Von Labbeduddl, Schobbezähler und Neckarschloima – Ein Vormittag mit dem Mundart-Künstler Hans-Peter Schwöbel

Von Labbeduddl, Schobbezähler und Neckarschloima – Ein Vormittag mit dem Mundart-Künstler Hans-Peter Schwöbel

Seinen Dialekt hat er nicht im Elternhaus, sondern „uff de Gass“ beim Spielen und später bei seiner Arbeit als Autoschlosser und am Mannheimer Hafen gelernt. Zuhause habe man diesen unterdrückt, ja sogar bekämpft.

Prof. Dr. Hans-Peter Schwöbel, Soziologe im Ruhestand, Mundartkünstler, Kabarettist, Essayist, Philosoph, Liebhaber und engagierter Pfleger des (Kurpfälzer) Dialekts, war am Mittwoch, 03.05.2023, im Deutschunterricht des Berufskollegs Wirtschaft (1. Jahr) an der Theodor-Frey-Schule Eberbach zu Gast.

Nachdem in den letzten Deutsch-Stunden Dialekt und Mundart das Thema war, fand die Einheit ihren Abschluss im Besuch von Prof. Schwöbel. Dieser legte nach einer kurzen Begrüßung durch Deutschlehrerin Hanna Gegner sofort los: Im Zentrum seines ersten Vortrags stand das Feiern, das in der Kurpfalz eine große Rolle spielt. Die Gründe zum Feiern sind für den Künstler zahlreich: der Neckar, die Berge des Odenwaldes, das Licht in den Tälern, der Wein, die Menschen… Immer wieder tauchten Wörter wie „Hannebambl“, „Labbeduddl“, „Schobbezähler“ oder „Bobbele“ auf, die nicht allen Schülerinnen und Schülern geläufig waren. Das richtige Erraten eines Wortes wurde mit einem Bonbon belohnt. Schwöbel erklärte auch die Herkunft und Bedeutung der Wörter. So ist der „Schobbezähler“ der Adamsapfel – an ihm könne man, beobachte man einen Mann beim Trinken des „Schobbens“, also des Halbliterglases Riesling, zählen, wie viele Schlucke dieser trinke. „Und die Kellnerin kann das dann später in Schobbegläser umrechnen“, erläuterte Schwöbel mit einem Schmunzeln.

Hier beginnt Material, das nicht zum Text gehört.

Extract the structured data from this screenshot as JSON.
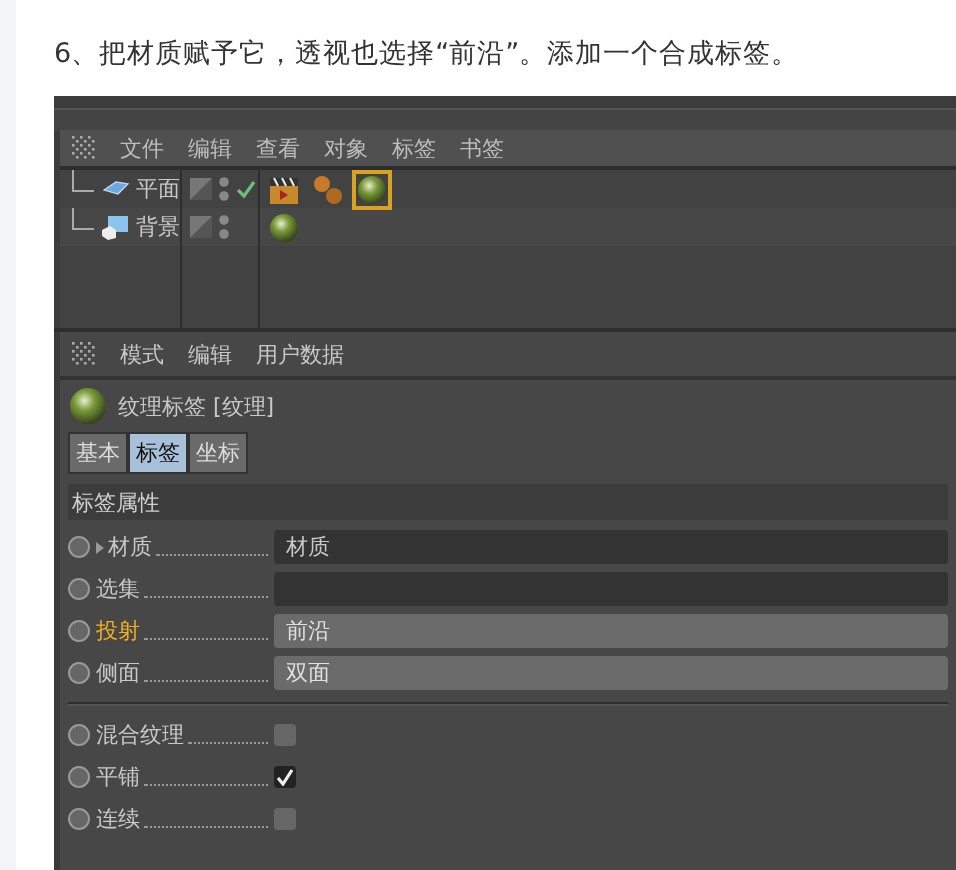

Dass es zahlreiche Gründe für die Pflege und das Sprechen von Dialekt gibt, stellte der Dialektliebhaber ebenfalls klar: Es sei doch so viel „schääna“, zu seinem Schatz „Bobbele“ statt „Baby“ zu sagen. Es gebe so viele „goldige Worte“ im Dialekt, die zudem voller Geschichte seien. So geht der Begriff „Neckarschloima“ auf jene Zeit zurück, als auf dem Neckar die Schiffe zwischen Mannheim und Heilbronn noch getreidelt, also mit Tier- oder Manneskraft an langen Seilen vom Ufer aus gezogen werden mussten. Diese Männer hätten bei der schweren Arbeit geschwitzt und oft auch auf den Boden gespuckt, weshalb man sie „Neckarschloima“ nannte.

Schwöbel betonte, ihm sei es wichtig, dass Sprache nicht nur als funktionelles, pragmatisches Mittel genutzt werde, sondern dass außergewöhnliche Begegnungen mit Sprache stattfinden.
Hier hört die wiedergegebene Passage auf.